Bereitschaft oder Rufbereitschaft schränkt die private Lebensführung ein und ist mit Verantwortung verbunden. Die Vergütung und arbeitszeitrechtliche Bewertung müssen arbeitsvertraglich, tariflich oder betrieblich geregelt werden.

Dabei ist zwischen Rufbereitschaft und Bereitschaftsdienst zu unterscheiden. Welche Form vorliegt, hängt unter anderem davon ab, wie stark die Person in ihrer Freizeit eingeschränkt ist und wie schnell sie reagieren muss. Diese Fragen sollten sauber mit Personalstelle, Tarifrecht oder arbeitsrechtlicher Beratung geklärt werden.

Wichtig:
Unabhängig von der Vergütung muss Bereitschaft planbar organisiert sein. Eine sicherheitsrelevante Aufgabe darf nicht nur „nebenbei“ und ohne klare Regelung erwartet werden.

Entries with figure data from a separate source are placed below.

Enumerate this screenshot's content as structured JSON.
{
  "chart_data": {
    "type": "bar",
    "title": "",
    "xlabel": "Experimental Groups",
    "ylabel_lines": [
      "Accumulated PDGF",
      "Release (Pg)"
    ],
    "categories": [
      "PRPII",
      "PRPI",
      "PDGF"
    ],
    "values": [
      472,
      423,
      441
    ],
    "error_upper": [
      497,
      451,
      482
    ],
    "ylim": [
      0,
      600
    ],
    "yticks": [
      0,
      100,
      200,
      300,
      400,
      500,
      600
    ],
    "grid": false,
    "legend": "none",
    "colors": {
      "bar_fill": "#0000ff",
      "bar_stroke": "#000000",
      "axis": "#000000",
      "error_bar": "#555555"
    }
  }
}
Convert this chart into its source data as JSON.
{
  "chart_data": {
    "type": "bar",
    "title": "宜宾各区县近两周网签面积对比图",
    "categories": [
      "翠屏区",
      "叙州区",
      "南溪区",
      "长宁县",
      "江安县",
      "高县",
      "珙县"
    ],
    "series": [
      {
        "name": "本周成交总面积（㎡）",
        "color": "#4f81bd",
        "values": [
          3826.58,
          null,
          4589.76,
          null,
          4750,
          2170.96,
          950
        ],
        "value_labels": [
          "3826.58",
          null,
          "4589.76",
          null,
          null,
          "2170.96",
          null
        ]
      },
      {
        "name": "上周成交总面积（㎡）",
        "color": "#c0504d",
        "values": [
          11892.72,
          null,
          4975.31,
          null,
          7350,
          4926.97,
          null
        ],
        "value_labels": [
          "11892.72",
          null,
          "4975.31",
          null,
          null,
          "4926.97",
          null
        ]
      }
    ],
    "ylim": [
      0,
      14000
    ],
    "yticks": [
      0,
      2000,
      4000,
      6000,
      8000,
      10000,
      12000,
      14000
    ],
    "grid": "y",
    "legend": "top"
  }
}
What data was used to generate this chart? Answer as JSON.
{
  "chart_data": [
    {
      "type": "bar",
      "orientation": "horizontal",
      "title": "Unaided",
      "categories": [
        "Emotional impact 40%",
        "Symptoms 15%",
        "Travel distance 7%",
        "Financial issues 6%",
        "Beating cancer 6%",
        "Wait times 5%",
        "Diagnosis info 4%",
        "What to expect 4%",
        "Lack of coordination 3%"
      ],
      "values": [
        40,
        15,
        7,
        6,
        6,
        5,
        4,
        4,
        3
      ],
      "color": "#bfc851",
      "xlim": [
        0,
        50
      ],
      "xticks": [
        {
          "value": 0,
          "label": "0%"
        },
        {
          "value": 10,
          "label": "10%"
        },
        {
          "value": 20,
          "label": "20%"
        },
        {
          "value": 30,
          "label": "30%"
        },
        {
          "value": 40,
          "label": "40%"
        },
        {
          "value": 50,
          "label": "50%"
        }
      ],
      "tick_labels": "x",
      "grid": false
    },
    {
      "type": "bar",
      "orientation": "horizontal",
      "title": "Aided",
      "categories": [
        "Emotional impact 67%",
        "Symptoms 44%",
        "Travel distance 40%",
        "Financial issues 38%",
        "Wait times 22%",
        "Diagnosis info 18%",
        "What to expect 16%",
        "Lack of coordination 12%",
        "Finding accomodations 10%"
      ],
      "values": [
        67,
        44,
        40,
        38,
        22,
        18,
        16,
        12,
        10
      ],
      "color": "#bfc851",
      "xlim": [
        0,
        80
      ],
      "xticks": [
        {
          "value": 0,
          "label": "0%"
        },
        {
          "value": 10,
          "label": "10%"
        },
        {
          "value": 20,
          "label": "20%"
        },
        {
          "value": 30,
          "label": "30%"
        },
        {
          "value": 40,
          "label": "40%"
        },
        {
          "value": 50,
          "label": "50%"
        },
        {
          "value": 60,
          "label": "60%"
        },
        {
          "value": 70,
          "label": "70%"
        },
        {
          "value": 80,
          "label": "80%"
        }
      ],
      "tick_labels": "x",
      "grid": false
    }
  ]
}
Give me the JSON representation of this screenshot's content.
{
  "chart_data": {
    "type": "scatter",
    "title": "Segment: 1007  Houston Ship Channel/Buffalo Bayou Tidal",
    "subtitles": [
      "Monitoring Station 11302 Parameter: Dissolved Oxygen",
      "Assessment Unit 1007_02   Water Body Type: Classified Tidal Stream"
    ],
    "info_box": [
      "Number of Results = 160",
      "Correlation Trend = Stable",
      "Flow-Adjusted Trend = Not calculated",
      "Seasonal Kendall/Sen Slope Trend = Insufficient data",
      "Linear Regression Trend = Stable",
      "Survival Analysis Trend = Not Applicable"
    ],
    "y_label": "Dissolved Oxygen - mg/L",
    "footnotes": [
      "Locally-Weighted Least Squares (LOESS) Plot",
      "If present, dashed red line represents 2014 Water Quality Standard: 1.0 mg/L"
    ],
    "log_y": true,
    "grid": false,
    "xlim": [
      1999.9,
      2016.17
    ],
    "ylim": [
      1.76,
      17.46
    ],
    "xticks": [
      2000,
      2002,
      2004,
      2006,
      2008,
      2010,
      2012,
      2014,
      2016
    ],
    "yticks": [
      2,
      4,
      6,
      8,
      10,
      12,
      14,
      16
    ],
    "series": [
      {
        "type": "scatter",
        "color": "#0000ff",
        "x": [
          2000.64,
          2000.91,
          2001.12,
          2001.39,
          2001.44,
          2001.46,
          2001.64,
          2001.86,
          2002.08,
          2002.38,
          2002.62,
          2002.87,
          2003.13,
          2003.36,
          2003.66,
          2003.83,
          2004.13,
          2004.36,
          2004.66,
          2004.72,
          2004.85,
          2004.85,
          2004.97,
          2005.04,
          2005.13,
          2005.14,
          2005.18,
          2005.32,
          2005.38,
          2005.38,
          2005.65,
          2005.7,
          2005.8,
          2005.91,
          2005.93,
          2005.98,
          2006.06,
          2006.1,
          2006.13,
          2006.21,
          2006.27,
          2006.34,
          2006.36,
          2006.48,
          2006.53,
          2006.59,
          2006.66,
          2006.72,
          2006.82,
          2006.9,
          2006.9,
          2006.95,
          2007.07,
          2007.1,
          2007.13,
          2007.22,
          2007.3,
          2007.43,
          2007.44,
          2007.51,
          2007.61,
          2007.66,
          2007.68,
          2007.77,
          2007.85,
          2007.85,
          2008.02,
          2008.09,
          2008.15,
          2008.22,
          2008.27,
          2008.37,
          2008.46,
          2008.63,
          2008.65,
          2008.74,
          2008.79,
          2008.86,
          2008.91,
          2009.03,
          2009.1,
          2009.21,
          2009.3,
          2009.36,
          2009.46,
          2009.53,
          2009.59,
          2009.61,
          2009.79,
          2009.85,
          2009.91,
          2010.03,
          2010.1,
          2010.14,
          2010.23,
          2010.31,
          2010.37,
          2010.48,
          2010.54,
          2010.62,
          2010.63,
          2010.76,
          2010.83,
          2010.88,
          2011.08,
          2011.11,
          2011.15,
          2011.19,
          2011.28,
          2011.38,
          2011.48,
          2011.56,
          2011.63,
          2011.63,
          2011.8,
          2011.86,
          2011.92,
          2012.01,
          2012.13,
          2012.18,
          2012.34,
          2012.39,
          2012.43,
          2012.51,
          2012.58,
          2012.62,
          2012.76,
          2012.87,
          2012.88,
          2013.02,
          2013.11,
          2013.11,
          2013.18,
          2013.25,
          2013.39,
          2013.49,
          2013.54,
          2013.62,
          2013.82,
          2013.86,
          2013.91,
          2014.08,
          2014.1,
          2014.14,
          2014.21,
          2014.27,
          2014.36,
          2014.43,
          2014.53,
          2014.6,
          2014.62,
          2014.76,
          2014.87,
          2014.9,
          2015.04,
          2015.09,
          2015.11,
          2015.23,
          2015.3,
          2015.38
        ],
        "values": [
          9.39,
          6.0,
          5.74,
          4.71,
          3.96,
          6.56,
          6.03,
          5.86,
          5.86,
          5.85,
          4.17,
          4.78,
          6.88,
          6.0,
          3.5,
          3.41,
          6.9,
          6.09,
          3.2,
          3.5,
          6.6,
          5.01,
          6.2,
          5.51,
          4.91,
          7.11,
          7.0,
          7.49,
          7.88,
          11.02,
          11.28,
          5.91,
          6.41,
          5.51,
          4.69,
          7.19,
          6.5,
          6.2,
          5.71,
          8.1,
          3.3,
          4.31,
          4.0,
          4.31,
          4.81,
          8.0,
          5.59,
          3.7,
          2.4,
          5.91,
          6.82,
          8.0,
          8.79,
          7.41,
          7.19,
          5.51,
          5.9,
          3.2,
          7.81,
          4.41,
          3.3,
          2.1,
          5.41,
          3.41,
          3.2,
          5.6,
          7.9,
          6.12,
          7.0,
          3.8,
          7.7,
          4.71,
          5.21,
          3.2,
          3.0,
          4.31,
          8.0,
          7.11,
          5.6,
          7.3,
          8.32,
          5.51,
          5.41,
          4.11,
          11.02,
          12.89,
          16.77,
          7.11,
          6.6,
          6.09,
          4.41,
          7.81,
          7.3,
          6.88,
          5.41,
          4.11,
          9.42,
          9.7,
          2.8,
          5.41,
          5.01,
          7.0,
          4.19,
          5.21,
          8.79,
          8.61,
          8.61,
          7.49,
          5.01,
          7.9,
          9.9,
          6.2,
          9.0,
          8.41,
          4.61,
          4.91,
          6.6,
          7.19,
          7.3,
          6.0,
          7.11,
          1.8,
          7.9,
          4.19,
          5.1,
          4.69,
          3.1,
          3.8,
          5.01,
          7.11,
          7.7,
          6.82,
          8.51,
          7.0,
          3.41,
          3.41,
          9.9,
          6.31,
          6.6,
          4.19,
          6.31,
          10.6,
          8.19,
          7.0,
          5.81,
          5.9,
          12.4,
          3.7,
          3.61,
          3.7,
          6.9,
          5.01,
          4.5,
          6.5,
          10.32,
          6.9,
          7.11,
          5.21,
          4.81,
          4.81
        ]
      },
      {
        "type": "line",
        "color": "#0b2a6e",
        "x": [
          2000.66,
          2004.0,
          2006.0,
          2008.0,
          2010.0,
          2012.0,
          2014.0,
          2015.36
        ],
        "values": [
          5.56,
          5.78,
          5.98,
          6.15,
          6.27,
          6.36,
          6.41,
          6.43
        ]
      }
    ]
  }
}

13. Warum Bereitschaft unverzichtbar ist

Kälteanlagen laufen häufig auch außerhalb der Öffnungszeiten weiter. Störungen können nachts, am Wochenende oder an Feiertagen auftreten. Gerade bei Ammoniak-Kälteanlagen kommt es darauf an, dass Alarmierungen nicht ins Leere laufen.

Die ersten Minuten entscheiden oft darüber, ob eine Störung klein bleibt oder sich zu einem größeren Ereignis entwickelt. Ein organisierter Bereitschaftsdienst stellt sicher, dass Lageeinschätzung, Alarmierung, Zugang, Koordination und fachliche Unterstützung funktionieren.

14. Die 10 wichtigsten Regeln

  • ✅ Bereitschaftsdienst muss schriftlich geregelt sein.
  • ✅ Nur unterwiesene und ortskundige Personen einsetzen.
  • ✅ Reaktionszeit und Rückfallebene festlegen.
  • ✅ Schlüssel und Zugang müssen gesichert sein.
  • ✅ Alarm- und Gefahrenabwehrplan muss verfügbar sein.
  • ✅ Feuerwehr und Fachfirma müssen schnell eingebunden werden können.
  • ✅ Eigenschutz geht immer vor Ursachenforschung.
  • ✅ Keine Alleingänge im Gefahrenbereich.
  • ✅ Jede Alarmierung dokumentieren.
  • ✅ Abläufe regelmäßig unterweisen und üben.

15. Fazit

Der Bereitschaftsdienst ist ein unverzichtbarer Bestandteil der Betriebssicherheit in Eishallen mit Ammoniak-Kälteanlagen. Er sorgt dafür, dass auch außerhalb der normalen Betriebszeiten eine fachlich geeignete Person erreichbar ist und im Ereignisfall koordiniert gehandelt werden kann.

Entscheidend sind klare Zuständigkeiten, erreichbare Personen, sichere Zugänge, verfügbare Unterlagen, geübte Abläufe und eindeutige Grenzen des Handelns. Bereitschaftsdienst ersetzt keine Feuerwehr und keine Kältefachfirma – er stellt sicher, dass diese schnell und sachkundig unterstützt werden.

Stand: 01.07.2026 – regelmäßige fachliche Überprüfung empfohlen.